『火の粉』 雫井脩介 幻冬舎

 雫井脩介(しずくいしゅうすけ)という作家を、私は全く知らなかった。代表作も知らないし、名前も聞いたこともない。それが本屋の一番目立つところに平積みにされていて、しかも手書きのPOPで「一気読み!」だの「面白い!」だのと書かれている。手にとって見てみると初版は平成16年とあるからもう9年前である。最近映画化されたわけでもないそんな作品が今更本屋のイチオシとなるなんて何かあるのだろうかと、半分騙された気分で読んでみた。
 
 感想から書くと、メチャメチャ面白かった。サスペンスミステリーな感じなので、面白いというか“怖い”のが本心だが、600頁弱の分厚さにもかかわらず本当に一気読みで、読むのが遅くて有名な(?)私でも正味たったの2日で読み終えてしまった。本屋のPOP効果に協力する形となってしまって天邪鬼の私としては納得のいかない部分も正直あったのだが、素直に書店店員のPOPに従ってみるのもいいもんだなと思った。
 
 物語は裁判シーンから始まる。一家惨殺の凶悪事件の容疑者である武内に、証拠不十分として無罪判決を下した裁判官の梶間勳が主人公。冤罪を免れた武内はその恩を返すべく、裁判官引退後の梶間家の隣に引っ越してきて溢れんばかりの善意を持って梶間家に尽力する。ところがその親切も度を越してきて、やがては武内の素性が明らかになっていく・・・・というストーリー。
 
 物語には、梶間の妻が義母の介護をするシーンや、梶間の息子の嫁が子育てに苦労しているシーンなんかがあり、とても女性の心理描写が上手だなと思った。まるで女性作家かなと思うぐらいだ。そういう女性ばかりが苦労している家庭に武内はスッと入り込んできて、介護を手伝ったり、子供の面倒を見てあげたりして、一気に株を上げていく。
 
 反対に梶間家の男性陣はなんだか頼りなく、特に息子の俊郎は最後の最後までアホであった。武内の二重人格性も怖いことは怖いが、こういった家庭内における男性陣の頼りなさ、無関心さもある意味怖い。結果的に梶間家全体に危険が及ぶことになった。
 
 ストーリーは盛り上がり、その勢いでどんどん進む。残り頁数が少なくなってくるに連れてどんなラストが待っているのかと少々心配になったが、予想をいい方へ裏切る衝撃的なラストだった。最近は万人受けするような“ユルい”ラストのミステリーばかりだったので、こういう「いかにもサスペンスホラー!」という感じのラストは逆に新鮮でスカッとした。
 
 これはオススメです。恐らく、サスペンス好きの30~50台の女性は面白いと感じてもらえるのではないでしょうか。

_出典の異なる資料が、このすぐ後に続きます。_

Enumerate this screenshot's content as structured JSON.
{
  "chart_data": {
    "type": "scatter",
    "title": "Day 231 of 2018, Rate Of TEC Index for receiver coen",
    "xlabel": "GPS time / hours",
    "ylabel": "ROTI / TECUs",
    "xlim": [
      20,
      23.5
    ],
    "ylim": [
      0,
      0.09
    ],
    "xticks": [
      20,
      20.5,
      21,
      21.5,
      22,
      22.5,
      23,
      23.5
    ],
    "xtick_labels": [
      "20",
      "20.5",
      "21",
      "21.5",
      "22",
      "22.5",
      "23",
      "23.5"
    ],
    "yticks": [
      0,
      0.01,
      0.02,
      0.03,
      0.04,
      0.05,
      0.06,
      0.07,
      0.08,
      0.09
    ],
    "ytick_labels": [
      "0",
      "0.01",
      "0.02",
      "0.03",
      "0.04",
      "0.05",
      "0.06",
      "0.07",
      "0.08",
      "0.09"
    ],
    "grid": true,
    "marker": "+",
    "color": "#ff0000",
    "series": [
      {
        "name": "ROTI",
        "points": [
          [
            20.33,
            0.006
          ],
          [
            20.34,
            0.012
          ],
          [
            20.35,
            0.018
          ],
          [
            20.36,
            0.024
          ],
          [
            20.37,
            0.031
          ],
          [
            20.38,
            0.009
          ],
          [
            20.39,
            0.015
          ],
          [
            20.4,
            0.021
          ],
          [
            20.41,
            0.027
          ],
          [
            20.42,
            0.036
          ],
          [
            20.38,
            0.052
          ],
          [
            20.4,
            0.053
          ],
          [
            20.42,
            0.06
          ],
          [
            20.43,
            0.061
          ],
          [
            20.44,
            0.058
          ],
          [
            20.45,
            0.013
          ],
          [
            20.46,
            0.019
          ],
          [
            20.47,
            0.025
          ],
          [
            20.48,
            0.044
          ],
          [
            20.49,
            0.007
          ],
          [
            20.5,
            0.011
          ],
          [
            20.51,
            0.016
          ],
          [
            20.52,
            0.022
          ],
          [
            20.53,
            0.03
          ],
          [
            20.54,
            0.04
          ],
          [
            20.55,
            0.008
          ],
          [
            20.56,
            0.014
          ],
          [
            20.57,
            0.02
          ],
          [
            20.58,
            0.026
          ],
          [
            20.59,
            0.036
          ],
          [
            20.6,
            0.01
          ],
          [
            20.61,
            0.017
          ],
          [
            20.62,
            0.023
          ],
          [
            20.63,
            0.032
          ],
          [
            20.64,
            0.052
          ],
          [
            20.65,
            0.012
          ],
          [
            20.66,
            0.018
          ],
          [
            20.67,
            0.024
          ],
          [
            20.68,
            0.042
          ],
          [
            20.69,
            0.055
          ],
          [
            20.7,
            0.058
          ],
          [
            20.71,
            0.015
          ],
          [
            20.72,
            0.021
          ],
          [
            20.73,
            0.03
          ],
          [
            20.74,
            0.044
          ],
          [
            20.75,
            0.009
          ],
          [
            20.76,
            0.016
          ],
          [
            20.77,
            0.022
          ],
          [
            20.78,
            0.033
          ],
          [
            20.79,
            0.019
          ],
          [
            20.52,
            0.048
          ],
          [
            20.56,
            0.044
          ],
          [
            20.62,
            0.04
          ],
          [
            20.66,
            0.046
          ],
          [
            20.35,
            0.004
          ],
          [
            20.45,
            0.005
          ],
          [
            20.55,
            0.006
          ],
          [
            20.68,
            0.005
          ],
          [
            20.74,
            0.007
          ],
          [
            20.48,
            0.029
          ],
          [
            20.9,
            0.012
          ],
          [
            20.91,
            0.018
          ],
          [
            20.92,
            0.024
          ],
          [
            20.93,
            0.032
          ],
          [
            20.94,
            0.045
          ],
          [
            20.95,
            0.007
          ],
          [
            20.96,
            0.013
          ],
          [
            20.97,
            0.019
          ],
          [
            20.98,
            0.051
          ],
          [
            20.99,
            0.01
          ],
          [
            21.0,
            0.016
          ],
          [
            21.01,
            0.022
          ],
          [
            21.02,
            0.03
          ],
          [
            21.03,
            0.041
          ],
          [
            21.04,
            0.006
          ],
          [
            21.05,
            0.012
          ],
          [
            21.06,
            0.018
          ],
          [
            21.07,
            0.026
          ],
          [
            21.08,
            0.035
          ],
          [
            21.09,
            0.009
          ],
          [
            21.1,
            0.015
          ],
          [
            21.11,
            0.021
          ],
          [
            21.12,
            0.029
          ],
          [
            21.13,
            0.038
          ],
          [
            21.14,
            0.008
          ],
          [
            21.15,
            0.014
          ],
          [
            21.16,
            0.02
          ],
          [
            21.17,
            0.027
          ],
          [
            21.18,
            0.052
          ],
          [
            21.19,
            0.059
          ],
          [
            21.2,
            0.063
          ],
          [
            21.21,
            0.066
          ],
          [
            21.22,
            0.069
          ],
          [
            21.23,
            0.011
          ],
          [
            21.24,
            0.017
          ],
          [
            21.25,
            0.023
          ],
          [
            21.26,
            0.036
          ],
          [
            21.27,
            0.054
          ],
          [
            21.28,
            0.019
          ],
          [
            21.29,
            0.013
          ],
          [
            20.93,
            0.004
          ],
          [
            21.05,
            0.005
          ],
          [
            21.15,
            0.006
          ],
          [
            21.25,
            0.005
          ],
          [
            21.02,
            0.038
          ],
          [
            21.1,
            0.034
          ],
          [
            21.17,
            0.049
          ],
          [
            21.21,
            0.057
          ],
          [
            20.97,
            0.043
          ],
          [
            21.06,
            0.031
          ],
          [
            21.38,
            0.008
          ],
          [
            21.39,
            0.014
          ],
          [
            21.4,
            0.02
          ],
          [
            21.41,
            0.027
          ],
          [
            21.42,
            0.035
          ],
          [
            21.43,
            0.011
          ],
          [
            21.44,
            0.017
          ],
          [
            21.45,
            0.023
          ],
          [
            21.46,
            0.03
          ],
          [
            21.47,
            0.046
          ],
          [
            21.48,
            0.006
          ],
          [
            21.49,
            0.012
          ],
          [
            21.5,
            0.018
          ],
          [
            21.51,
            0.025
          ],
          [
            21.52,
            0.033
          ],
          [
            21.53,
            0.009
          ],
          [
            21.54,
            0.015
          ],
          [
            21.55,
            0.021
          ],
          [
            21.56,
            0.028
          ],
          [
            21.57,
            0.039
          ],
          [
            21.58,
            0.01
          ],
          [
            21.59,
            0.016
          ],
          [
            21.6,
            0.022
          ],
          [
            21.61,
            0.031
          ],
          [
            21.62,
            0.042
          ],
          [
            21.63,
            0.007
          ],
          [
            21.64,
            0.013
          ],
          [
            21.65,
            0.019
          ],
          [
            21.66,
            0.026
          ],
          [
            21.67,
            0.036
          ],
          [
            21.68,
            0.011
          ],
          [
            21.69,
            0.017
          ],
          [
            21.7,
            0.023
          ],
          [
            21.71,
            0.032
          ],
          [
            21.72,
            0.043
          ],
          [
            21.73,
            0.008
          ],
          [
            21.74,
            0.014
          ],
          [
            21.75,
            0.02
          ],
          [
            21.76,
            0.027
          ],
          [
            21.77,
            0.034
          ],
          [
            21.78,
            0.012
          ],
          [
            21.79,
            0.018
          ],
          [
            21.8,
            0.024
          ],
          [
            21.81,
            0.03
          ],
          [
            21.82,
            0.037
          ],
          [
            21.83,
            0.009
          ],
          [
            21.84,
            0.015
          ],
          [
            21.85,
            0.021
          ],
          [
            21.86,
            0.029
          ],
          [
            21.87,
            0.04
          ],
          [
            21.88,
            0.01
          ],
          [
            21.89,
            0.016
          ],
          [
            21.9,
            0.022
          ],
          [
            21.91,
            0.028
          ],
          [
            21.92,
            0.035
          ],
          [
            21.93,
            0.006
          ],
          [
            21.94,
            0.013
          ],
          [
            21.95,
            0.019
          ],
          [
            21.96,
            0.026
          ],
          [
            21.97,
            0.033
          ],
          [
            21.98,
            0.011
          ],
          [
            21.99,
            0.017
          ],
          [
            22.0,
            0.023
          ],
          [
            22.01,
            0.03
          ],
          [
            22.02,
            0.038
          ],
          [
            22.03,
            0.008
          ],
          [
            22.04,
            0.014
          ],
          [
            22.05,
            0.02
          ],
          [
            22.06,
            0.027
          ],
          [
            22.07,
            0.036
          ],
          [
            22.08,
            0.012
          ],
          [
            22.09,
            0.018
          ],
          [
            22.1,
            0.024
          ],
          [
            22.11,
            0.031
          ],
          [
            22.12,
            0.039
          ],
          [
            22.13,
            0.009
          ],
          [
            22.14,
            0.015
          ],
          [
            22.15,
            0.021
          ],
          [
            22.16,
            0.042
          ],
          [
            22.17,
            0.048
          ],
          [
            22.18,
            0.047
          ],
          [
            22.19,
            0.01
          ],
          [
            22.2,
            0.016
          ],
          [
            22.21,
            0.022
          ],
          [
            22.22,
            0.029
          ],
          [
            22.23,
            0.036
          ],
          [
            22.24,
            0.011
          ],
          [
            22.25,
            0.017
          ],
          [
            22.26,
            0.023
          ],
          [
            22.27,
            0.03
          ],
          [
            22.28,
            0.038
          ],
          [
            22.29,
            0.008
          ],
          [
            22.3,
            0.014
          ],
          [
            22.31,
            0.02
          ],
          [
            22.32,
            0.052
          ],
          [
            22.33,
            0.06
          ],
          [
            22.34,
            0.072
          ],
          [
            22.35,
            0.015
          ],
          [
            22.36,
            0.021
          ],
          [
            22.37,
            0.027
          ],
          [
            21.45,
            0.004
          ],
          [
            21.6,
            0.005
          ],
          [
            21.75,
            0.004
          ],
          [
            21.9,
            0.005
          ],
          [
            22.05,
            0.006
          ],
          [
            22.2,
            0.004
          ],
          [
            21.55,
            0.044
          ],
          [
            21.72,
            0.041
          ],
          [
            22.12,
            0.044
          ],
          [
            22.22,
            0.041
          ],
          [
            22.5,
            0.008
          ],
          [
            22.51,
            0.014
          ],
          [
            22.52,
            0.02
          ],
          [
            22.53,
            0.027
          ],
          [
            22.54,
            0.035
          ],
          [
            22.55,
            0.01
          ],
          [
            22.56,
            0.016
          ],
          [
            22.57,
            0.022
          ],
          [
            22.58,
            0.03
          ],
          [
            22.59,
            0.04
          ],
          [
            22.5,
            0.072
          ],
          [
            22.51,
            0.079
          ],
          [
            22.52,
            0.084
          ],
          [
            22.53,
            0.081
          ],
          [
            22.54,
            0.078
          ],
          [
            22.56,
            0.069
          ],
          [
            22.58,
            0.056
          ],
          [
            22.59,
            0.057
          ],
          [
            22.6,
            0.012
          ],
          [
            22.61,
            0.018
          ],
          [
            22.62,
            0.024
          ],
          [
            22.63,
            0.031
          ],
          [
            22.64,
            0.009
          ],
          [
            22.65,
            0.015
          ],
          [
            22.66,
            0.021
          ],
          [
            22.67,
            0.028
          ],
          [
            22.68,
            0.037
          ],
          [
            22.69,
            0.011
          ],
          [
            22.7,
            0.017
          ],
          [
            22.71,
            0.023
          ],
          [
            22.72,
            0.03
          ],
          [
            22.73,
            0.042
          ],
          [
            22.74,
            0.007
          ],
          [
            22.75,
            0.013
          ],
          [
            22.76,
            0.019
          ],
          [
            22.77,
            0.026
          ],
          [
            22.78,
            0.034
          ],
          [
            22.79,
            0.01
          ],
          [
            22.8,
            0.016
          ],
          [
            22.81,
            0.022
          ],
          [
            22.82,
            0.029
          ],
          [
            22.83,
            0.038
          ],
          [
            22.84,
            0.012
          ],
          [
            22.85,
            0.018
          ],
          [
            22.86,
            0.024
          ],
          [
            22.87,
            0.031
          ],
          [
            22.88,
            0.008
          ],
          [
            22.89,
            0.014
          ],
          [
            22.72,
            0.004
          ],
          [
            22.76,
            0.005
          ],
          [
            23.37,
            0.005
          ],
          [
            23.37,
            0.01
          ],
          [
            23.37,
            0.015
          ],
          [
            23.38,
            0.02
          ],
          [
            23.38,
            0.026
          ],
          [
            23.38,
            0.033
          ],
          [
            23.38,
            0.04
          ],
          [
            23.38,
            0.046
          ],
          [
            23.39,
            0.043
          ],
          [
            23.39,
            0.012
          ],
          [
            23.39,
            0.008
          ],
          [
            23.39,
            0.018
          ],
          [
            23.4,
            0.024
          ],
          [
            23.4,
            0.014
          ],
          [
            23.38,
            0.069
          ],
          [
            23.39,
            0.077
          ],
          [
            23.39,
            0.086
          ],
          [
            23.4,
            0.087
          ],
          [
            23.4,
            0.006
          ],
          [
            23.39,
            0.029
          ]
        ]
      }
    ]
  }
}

『火の粉』 雫井脩介 幻冬舎” への4件のフィードバック

  1. これ読みましたが、けっこういいですよね(^^)
    「犯人に告ぐ」や「ビターブラッド(こちらは軽い感じ)」
    もけっこう面白かったです。私もKindleオススメします。

  2. コナさん、ぼくの紹介で本を選んでくれたなんてなんだか嬉しいです(笑)。また感想を聞かせて下さい。

  3. カナタニさん、「犯人に告ぐ」は今読んでるところです。すっかりファンになってしまいました(笑)。